This study kind of misses the point of what the Medicare Advantage plans do. They tend to more proactively manage a member’s health and spend more on preventative care, which reduces very expensive inpatient hospital care. So MA members have lower rates of hospitalization, but when they are hospitalized it is usually for a truly serious issue. Therefore you would expect that lengths of stay are somewhat longer and discharge may be to a more intensive post-acute care regime. And that is in essence what this study finds. But the report attempts to put this in the context of mis-use of prior authorization and abuse by MA plans. That is simply garbage. The study period was 2018 to 2022 (I never understand why people can’t get more current data, makes you suspicious.). And the authors did not in any manner adjust their data for health status or demographic variables, which essentially makes the data worthless.

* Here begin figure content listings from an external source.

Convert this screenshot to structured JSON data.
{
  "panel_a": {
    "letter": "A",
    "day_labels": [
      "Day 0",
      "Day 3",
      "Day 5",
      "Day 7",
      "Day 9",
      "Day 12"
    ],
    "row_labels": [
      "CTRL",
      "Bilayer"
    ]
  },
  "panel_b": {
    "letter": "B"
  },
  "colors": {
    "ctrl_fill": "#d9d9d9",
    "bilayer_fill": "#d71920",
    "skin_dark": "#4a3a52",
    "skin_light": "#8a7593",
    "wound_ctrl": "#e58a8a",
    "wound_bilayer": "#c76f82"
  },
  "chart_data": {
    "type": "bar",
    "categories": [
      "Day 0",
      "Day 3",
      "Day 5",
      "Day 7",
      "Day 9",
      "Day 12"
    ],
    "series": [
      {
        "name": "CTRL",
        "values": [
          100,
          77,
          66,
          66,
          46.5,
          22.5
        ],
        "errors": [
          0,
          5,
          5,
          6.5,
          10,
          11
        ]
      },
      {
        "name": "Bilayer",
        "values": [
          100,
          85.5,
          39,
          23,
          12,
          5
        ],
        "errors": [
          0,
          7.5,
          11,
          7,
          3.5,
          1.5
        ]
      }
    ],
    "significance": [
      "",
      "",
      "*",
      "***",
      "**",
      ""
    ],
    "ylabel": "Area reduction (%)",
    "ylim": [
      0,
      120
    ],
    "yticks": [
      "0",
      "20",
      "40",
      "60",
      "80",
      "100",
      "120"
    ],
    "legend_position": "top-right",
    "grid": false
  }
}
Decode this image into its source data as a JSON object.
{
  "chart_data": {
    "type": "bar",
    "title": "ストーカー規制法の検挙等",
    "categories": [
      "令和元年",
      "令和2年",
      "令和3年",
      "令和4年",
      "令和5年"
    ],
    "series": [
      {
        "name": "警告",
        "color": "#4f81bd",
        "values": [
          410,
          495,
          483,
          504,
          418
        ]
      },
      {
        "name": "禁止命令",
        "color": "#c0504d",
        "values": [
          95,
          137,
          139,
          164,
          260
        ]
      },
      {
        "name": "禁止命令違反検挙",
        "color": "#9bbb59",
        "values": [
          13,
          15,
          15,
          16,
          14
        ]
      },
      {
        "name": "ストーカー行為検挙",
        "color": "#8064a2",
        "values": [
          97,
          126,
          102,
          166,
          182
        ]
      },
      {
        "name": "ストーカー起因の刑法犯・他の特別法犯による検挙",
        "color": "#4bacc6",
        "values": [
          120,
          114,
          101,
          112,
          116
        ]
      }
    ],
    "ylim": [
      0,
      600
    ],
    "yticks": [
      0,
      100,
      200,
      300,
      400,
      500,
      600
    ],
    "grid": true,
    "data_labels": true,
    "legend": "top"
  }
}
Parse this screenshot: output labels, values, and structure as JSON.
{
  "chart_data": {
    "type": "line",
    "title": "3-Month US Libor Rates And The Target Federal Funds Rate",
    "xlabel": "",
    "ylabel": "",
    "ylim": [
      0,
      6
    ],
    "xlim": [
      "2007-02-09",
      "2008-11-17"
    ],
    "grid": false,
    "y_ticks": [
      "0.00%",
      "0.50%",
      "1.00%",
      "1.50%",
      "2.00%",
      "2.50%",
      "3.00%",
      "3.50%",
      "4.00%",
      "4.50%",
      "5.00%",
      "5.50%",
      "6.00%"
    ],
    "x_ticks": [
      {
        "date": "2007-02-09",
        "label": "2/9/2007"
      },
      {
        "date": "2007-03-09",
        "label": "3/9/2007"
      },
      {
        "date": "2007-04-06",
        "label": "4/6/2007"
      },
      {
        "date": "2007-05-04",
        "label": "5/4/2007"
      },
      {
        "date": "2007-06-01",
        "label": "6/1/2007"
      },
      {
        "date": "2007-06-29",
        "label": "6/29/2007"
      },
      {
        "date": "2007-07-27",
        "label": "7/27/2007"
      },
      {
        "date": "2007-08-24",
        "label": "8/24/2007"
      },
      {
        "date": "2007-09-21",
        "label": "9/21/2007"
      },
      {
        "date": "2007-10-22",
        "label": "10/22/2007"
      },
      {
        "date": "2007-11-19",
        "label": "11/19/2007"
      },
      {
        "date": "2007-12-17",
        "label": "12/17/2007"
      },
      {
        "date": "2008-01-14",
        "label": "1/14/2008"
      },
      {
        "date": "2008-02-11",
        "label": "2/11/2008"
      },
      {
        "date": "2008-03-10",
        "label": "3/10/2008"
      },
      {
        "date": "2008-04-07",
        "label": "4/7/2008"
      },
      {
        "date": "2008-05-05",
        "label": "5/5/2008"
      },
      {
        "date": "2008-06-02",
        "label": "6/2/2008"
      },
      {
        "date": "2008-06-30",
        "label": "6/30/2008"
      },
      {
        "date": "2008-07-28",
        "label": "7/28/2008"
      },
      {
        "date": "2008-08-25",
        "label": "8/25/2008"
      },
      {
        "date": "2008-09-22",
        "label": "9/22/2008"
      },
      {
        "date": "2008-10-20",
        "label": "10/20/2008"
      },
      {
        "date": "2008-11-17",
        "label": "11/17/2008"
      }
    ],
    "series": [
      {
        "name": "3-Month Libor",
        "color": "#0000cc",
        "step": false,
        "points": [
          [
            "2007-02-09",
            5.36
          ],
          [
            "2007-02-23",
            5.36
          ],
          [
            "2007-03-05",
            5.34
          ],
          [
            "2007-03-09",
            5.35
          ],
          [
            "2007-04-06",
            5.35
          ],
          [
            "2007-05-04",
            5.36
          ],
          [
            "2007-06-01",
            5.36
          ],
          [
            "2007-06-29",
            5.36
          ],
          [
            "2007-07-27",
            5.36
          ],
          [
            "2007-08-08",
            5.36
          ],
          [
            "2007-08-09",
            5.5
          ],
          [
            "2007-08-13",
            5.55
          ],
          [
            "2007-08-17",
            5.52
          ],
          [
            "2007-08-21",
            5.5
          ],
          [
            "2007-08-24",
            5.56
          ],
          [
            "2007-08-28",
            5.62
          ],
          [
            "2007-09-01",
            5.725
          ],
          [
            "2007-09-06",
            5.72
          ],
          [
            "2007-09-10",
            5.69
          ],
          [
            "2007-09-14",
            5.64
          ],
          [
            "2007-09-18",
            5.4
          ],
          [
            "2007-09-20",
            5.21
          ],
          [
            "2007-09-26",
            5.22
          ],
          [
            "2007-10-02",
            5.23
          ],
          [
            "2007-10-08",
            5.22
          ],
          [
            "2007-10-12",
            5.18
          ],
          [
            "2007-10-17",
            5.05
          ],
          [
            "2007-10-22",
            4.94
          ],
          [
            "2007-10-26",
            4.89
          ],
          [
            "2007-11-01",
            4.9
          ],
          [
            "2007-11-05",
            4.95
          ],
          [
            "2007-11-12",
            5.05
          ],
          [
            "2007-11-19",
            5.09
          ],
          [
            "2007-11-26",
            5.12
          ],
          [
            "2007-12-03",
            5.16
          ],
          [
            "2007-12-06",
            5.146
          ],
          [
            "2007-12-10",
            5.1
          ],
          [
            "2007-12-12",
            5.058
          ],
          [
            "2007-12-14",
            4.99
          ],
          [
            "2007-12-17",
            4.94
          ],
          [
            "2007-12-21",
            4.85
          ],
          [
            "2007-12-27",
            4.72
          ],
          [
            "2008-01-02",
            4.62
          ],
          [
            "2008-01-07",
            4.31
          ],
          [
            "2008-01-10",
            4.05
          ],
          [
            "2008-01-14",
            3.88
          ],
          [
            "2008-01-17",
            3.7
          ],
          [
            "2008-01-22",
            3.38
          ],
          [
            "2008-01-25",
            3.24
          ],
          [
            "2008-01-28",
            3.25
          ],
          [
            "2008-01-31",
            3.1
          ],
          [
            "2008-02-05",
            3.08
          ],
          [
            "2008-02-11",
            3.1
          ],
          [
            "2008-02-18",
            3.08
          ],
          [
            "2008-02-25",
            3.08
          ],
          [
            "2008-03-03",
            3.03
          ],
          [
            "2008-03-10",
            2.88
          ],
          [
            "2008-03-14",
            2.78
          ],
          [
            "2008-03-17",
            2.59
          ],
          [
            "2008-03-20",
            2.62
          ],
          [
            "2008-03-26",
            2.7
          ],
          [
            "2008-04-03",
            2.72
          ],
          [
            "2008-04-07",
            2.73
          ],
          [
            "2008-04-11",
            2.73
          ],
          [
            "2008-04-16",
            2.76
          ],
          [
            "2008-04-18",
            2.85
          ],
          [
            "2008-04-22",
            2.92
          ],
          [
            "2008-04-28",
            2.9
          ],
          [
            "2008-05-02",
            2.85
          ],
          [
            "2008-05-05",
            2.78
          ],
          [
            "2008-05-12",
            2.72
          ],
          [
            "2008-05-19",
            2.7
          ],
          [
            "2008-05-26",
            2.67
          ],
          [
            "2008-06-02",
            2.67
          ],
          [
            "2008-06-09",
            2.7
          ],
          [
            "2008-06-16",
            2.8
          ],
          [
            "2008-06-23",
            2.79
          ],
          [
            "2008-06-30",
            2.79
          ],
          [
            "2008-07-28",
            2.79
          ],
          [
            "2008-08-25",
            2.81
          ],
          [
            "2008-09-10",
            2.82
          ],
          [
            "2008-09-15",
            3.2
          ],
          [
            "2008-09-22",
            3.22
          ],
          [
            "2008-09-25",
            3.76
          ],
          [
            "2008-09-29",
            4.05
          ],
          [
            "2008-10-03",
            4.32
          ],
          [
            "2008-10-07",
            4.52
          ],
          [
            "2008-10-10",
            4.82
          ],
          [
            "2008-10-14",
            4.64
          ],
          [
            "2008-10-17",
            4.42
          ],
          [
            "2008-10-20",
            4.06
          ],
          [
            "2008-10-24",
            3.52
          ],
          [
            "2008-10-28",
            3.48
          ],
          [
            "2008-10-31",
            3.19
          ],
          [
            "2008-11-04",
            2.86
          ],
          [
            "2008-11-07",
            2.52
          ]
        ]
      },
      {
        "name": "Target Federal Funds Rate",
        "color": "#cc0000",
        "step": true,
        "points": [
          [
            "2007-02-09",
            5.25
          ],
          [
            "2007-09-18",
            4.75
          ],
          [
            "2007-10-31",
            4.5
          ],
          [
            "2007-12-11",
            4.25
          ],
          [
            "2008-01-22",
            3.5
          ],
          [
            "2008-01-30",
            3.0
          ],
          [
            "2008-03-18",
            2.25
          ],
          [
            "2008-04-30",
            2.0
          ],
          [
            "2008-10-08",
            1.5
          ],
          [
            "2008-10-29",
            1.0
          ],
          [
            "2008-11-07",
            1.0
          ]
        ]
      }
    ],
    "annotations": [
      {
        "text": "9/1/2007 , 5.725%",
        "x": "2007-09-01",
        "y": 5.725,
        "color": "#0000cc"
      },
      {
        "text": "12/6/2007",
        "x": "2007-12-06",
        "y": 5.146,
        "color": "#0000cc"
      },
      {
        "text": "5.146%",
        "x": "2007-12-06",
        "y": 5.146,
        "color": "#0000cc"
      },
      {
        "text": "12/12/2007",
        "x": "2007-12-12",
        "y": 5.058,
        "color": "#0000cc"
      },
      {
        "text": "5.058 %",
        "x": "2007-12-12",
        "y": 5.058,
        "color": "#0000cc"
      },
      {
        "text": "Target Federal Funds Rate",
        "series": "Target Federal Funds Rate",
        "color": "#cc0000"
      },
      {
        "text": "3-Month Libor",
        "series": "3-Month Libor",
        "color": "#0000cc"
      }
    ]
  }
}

What the data does show is that MA plans have 192 hospital discharges per 1000 members in 2018, declining to 180 in 2022. Traditional Medicare had 223 discharges in 2018, declining to 178 in 2022. Is traditional Medicare denying people needed hospital stays by 2022? No, what has happened is a large shift in the most ill and most expensive patients to MA. These patients are sought by MA plans, contrary to the mis-information spread by those opposed to the program, because they get paid more for them and there is more opportunity to manage care effectively. So traditional Medicare is left with a pool of healthier patients who don’t care as much about the supplemental benefits offered by MA plans. This is consistent with length-of-stay numbers, since MA has longer ones, again consistent with hospital use only when unavoidable and for the most severe cases.
Within these hospital discharges, in 2018 MA had 401 discharges to a post-acute setting per 1000 discharges, which includes skilled nursing facilities, rehabilition hospitals and home health care. That had dropped to 395 by 2022. In traditional Medicare there were 338 discharges to a post-acute setting in 2018, rising to 357 by 2022. So there actually has been almost no change in MA discharges to a post-acute setting, contrary to allegations. And MA uses post-acute care more often than does traditional Medicare. Among post-acute care settings, MA plans tend to use home health care more frequently than does traditional Medicare. Most patients prefer to be in their homes. (NORC Study)
Note that as usual, the group doing this study has an agenda, which is to bash MA.
I like the fact that just about everything is “under one roof” like glasses, hearing aids, gym, etc. Dental could use some work though. We make it our job to take care of our health.